Schwimann-Grillberger, ABGB IV/2, § 1168 Rz 7; SZ 45/11; ecolex 1990,212 ua). Wieso die Beklagte demnach das Nutzungsrecht oder die Nutzungsbefugnis an dem von ihr übernommenen Signet durch Abbestellung weiterer Werkleistungen des Klägers verloren haben soll, ist nicht zu sehen, standen ihr doch diese Rechte oder Befugnisse bereits mit der Vollendung des Signets auf Grund des Werkvertrages zu. Ob es sich dabei um ein Werknutzungsrecht oder nur um eine Werknutzungsbewilligung handelt, spielt entgegen der Meinung des Klägers keine Rolle, weil in beiden Fällen der von ihm geltend gemachte Unterlassungsanspruch versagen muß. Selbst wenn somit das von ihm gestaltete Signet ein Werk der bildenden Künste im Sinne der §§ 1, 3 Abs 1 UrhG sein sollte, wäre dem Unterlassungsanspruch der Boden entzogen. Mit Recht konnte daher das Rekursgericht diese Frage offen lassen.

Dem Revisionsrekurs mußte demnach ein Erfolg versagt bleiben.

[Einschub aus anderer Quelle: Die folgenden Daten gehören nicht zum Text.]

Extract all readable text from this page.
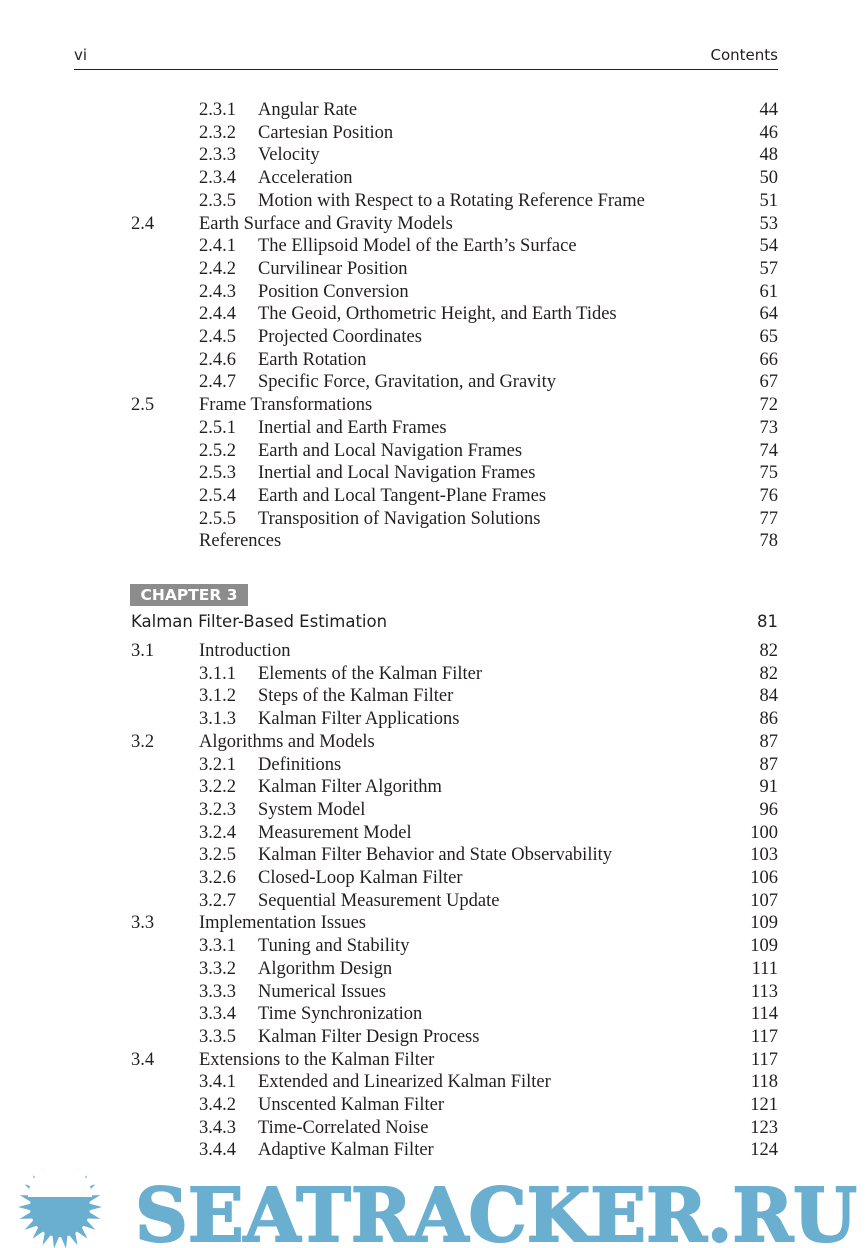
vi	Contents
2.3.1 Angular Rate	44
2.3.2 Cartesian Position	46
2.3.3 Velocity	48
2.3.4 Acceleration	50
2.3.5 Motion with Respect to a Rotating Reference Frame	51
2.4 Earth Surface and Gravity Models	53
2.4.1 The Ellipsoid Model of the Earth’s Surface	54
2.4.2 Curvilinear Position	57
2.4.3 Position Conversion	61
2.4.4 The Geoid, Orthometric Height, and Earth Tides	64
2.4.5 Projected Coordinates	65
2.4.6 Earth Rotation	66
2.4.7 Specific Force, Gravitation, and Gravity	67
2.5 Frame Transformations	72
2.5.1 Inertial and Earth Frames	73
2.5.2 Earth and Local Navigation Frames	74
2.5.3 Inertial and Local Navigation Frames	75
2.5.4 Earth and Local Tangent-Plane Frames	76
2.5.5 Transposition of Navigation Solutions	77
References	78
CHAPTER 3
Kalman Filter-Based Estimation	81
3.1 Introduction	82
3.1.1 Elements of the Kalman Filter	82
3.1.2 Steps of the Kalman Filter	84
3.1.3 Kalman Filter Applications	86
3.2 Algorithms and Models	87
3.2.1 Definitions	87
3.2.2 Kalman Filter Algorithm	91
3.2.3 System Model	96
3.2.4 Measurement Model	100
3.2.5 Kalman Filter Behavior and State Observability	103
3.2.6 Closed-Loop Kalman Filter	106
3.2.7 Sequential Measurement Update	107
3.3 Implementation Issues	109
3.3.1 Tuning and Stability	109
3.3.2 Algorithm Design	111
3.3.3 Numerical Issues	113
3.3.4 Time Synchronization	114
3.3.5 Kalman Filter Design Process	117
3.4 Extensions to the Kalman Filter	117
3.4.1 Extended and Linearized Kalman Filter	118
3.4.2 Unscented Kalman Filter	121
3.4.3 Time-Correlated Noise	123
3.4.4 Adaptive Kalman Filter	124
SEATRACKER.RU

Der Ausspruch über die Kosten des Revisionsrekursverfahrens beruht auf §§ 402 Abs 4, 78 EO und §§ 41, 50 und 52 Abs 1 ZPO. Da der Kläger den zu sichernden Unterlassungsanspruch und das Beseitigungsbegehren global mit S 400.000 bewertet hat, ist als Bemessungsgrundlage für die Kosten im Provisorialverfahren die Hälfte dieses Betrages anzunehmen.